Our phones started beeping with Code Red alerts Tuesday night as the Air Quality Index measuring dangerous fine particles in the air soared past the Red danger zone into Purple-- Very Unhealthy.
This should be a wake-up call on climate. But will it?
Katrina in 2005 could have been a wake-up call; so could 2012’s Sandy. Tropical Storm Isaias in 2020, not even a bona fide hurricane, gave us record rainfall while plunging 600,000 Philadelphians into darkness. More memorably, Hurricane Ian two years ago flooded the Vine Street Expressway, turning it into a roiling brown river while spawning tornadoes that touched down in several places, destroying homes in Mullica Hill. Any of these could have-- should have-- been a wake-up call too.
But none were.
Right now, hundreds of fires are raging uncontrollably across Canada, with Quebec’s burned acreage more than 500 times what might be “normal.” There is no normal anymore.
But you knew that.
And the smoke has drifted here so far south of Quebec because of a persistent blocking pattern of winds from the north funneling smoke to us, weather that has dried up the East while deluging the West. So it’s a one-two punch: climate-fueled wildfires create smoke that heads southward from climate-caused weather patterns.
Philadelphia has seen six of the wettest years on record since 1990. Storms are increasing in intensity; though one should see a 100-year storm only once in a century, we've weathered like 5 or 6 since 1990. The Delaware has risen already and will rise almost a full foot by the 2030s-- the river wards are in trouble. Nine of the world's 10 hottest years have occurred in the last decade.
In short, Philly’s weather is getting hotter, wetter, weirder.
As an educator, for years as I’ve talked about climate change, I've been couching it as an issue that our children and grandchildren will have to wrestle with. Forget that. As The Philadelphia Inquirer offered in its editorial Thursday, ”There’s a bleak message written in Philly’s haze: climate change is at our doorstep.”

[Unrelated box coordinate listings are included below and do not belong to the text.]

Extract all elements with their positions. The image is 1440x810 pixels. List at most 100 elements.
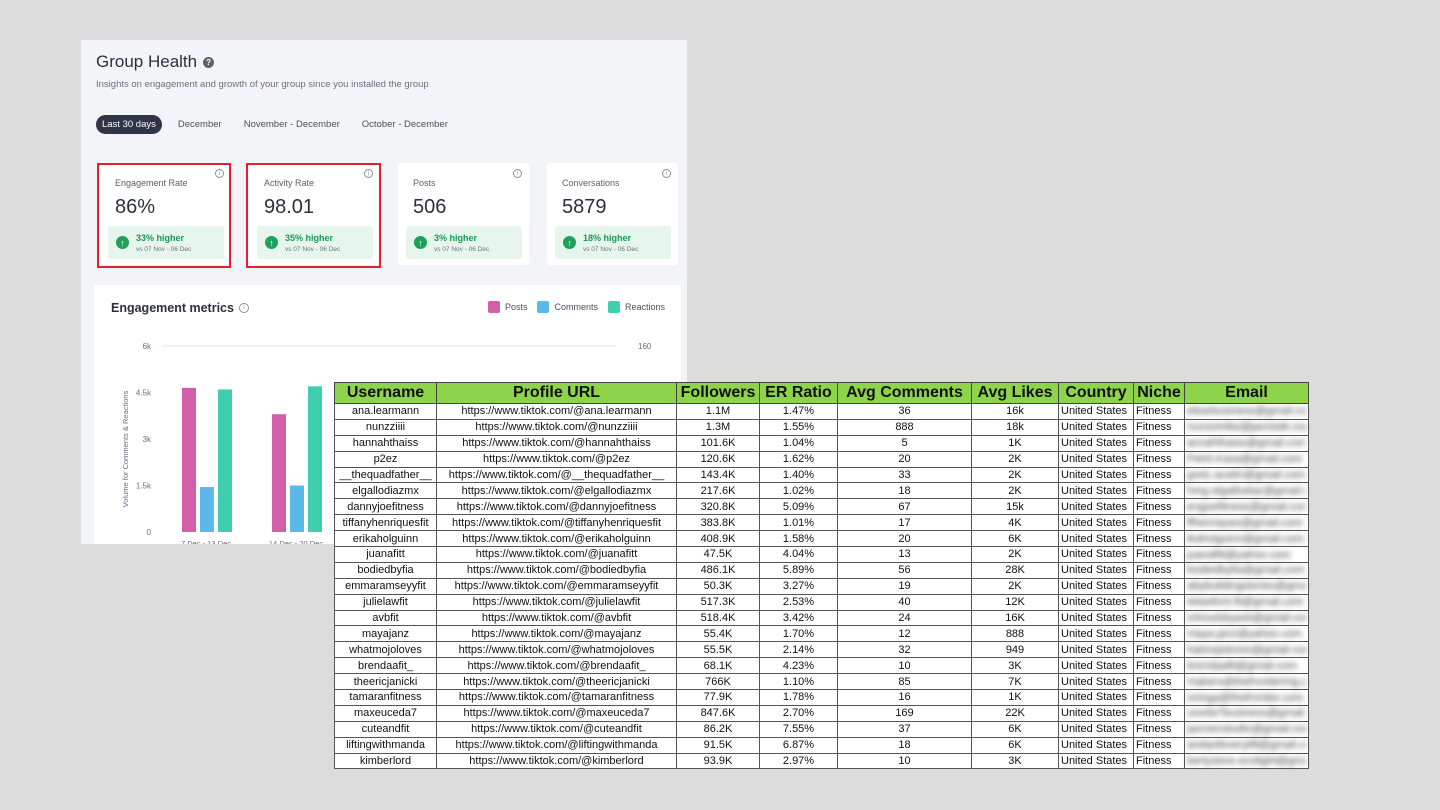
niche-cell[interactable]: Fitness	[1133, 736, 1185, 754]
followers-cell[interactable]: 55.4K	[676, 625, 760, 643]
niche-cell[interactable]: Fitness	[1133, 530, 1185, 548]
header-profile-url[interactable]: Profile URL	[436, 382, 677, 404]
profile-url-cell[interactable]: https://www.tiktok.com/@p2ez	[436, 450, 677, 468]
email-cell[interactable]: Petrit.Kasa@gmail.com	[1184, 450, 1309, 468]
country-cell[interactable]: United States	[1058, 482, 1134, 500]
avg-likes-cell[interactable]: 1K	[971, 689, 1059, 706]
username-cell[interactable]: erikaholguinn	[334, 530, 437, 548]
niche-cell[interactable]: Fitness	[1133, 403, 1185, 420]
header-avg-comments[interactable]: Avg Comments	[837, 382, 972, 404]
niche-cell[interactable]: Fitness	[1133, 657, 1185, 675]
header-avg-likes[interactable]: Avg Likes	[971, 382, 1059, 404]
avg-likes-cell[interactable]: 2K	[971, 577, 1059, 595]
er-ratio-cell[interactable]: 2.14%	[759, 641, 838, 659]
followers-cell[interactable]: 143.4K	[676, 466, 760, 484]
header-er-ratio[interactable]: ER Ratio	[759, 382, 838, 404]
avg-likes-cell[interactable]: 2K	[971, 450, 1059, 468]
username-cell[interactable]: p2ez	[334, 450, 437, 468]
er-ratio-cell[interactable]: 5.09%	[759, 498, 838, 516]
er-ratio-cell[interactable]: 6.87%	[759, 736, 838, 754]
profile-url-cell[interactable]: https://www.tiktok.com/@avbfit	[436, 609, 677, 627]
username-cell[interactable]: __thequadfather__	[334, 466, 437, 484]
email-cell[interactable]: ovinga@thefrontier.com	[1184, 689, 1309, 706]
er-ratio-cell[interactable]: 7.55%	[759, 720, 838, 738]
followers-cell[interactable]: 50.3K	[676, 577, 760, 595]
niche-cell[interactable]: Fitness	[1133, 450, 1185, 468]
profile-url-cell[interactable]: https://www.tiktok.com/@maxeuceda7	[436, 704, 677, 722]
username-cell[interactable]: julielawfit	[334, 593, 437, 611]
avg-likes-cell[interactable]: 16k	[971, 403, 1059, 420]
country-cell[interactable]: United States	[1058, 593, 1134, 611]
followers-cell[interactable]: 486.1K	[676, 561, 760, 579]
avg-likes-cell[interactable]: 12K	[971, 593, 1059, 611]
profile-url-cell[interactable]: https://www.tiktok.com/@dannyjoefitness	[436, 498, 677, 516]
profile-url-cell[interactable]: https://www.tiktok.com/@liftingwithmanda	[436, 736, 677, 754]
legend-item-posts[interactable]: Posts	[487, 301, 527, 313]
avg-comments-cell[interactable]: 32	[837, 641, 972, 659]
er-ratio-cell[interactable]: 4.23%	[759, 657, 838, 675]
country-cell[interactable]: United States	[1058, 561, 1134, 579]
niche-cell[interactable]: Fitness	[1133, 609, 1185, 627]
niche-cell[interactable]: Fitness	[1133, 704, 1185, 722]
niche-cell[interactable]: Fitness	[1133, 546, 1185, 563]
email-cell[interactable]: berlystore.ecolight@gmail.com	[1184, 752, 1309, 770]
followers-cell[interactable]: 766K	[676, 673, 760, 691]
country-cell[interactable]: United States	[1058, 498, 1134, 516]
country-cell[interactable]: United States	[1058, 418, 1134, 436]
er-ratio-cell[interactable]: 1.10%	[759, 673, 838, 691]
header-followers[interactable]: Followers	[676, 382, 760, 404]
email-cell[interactable]: bodiedbyfia@gmail.com	[1184, 561, 1309, 579]
niche-cell[interactable]: Fitness	[1133, 466, 1185, 484]
er-ratio-cell[interactable]: 4.04%	[759, 546, 838, 563]
avg-likes-cell[interactable]: 6K	[971, 720, 1059, 738]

In short, it’s Apocalypse Now.
But now we're like a manic driver on a highway blowing through multiple traffic cones careening towards a cliff, with only moments left to apply the brake. Over the last 40 years, we’ve chosen to waffle, stall, look the other way, with too many of us sucked into a parallel universe of naysayers, trolls, and fossil fuel apologists.
Fossil fuelish extremists are even now proclaiming that Canada’s fires were caused by eco-arsonists. Seriously.
So this blanket of soot is yet another Code Red alert on climate change. Will we pay attention this time?